Usable power can not be measured on a scope using a resistive load which is how RMS power is measured.  Speakers are horribly complex loads involving varying resistance, capacitance and inductance - not to mention the voltage they reflect back to the amplifier.  An amplifier's ability to deal with this varies wildly from design to design. How much power a given amplifier is able to put on the voice coil is always different than the amplifiers rated power.  Kind of like engine horsepower vs. rear wheel horsepower.  But it's not just the amount of power that reaches the voice coil - it's how much of that power makes the speakers sound good.  (think of it as traction, or lack of tire spin) It's how loud you can get that speaker to play before it starts sounding bad.

SURPRISE

This is why a well built low power tube amp with all usable power surprises so many audiophiles who try one for the first time.  Once I had a customer with Magnapans who was on his 3rd 250 watt solid state amp and was concluding that his maggies simply didn't have any bass.  I sent him home with a 2 watt Zen amp and while we both knew it wouldn't get real loud, he was stunned that his speakers now had convincing weight and bass for the very first time since he's owned them.  This is an example of an amplifier being able to couple it's power to a complex load.

AMP DESIGN

Since usable power is largely enhanced with class A operation you want to watch out for amps boasting high power figures because they go into class AB operation quickly to get the efficiency up.  Take the following example:  A Zen amp uses a 150ma transformer that makes around 400Volts DC after rectification.  It has two small output tubes each biased at 47ma and makes about 2 watts per channel or about 6 watts in mono.  By employing techniques to increase efficiency, such as fixed bias, push pull, ultralinear transformers and bigger tubes I can get the same power transformer to work in a 50 watt KT88 based amplifier.

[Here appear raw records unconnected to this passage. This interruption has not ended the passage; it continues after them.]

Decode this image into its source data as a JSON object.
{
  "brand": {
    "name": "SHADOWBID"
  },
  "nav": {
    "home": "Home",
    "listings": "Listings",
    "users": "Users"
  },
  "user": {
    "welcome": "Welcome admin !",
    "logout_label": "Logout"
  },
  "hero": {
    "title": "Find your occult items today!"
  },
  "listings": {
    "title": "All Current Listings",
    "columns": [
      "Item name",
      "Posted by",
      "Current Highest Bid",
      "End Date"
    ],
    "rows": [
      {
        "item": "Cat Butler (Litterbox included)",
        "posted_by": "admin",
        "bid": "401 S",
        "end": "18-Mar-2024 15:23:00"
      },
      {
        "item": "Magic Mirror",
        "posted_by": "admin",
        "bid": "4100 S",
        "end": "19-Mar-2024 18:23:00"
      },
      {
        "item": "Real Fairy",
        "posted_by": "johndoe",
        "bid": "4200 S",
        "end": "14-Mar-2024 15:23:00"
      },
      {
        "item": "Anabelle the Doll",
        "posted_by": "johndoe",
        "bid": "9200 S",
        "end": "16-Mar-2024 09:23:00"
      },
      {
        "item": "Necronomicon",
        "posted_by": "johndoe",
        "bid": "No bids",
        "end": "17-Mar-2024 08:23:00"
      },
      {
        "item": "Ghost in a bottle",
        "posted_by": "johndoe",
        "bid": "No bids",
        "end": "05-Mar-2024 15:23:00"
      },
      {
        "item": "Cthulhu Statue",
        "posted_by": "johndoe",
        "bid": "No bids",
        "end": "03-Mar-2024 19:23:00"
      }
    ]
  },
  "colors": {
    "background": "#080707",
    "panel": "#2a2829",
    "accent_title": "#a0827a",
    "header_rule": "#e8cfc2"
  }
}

In fact I can push it to 60 watts if I want to.

I have seen designs that take a pair of output tubes to nearly 80 watts that had less than 1 watt of usable power.  Nevertheless they would have 80 watts RMS with low distortion - look pretty good on paper, sound like crap.

There is just no reason to build amps beyond 50 watts if your intent is to serve the music.  If your intension is to make money by building amps that will play today's low efficiency hi-fi speakers then consider 50 watts about the lower limit of the power range you should be targeting for a successful business.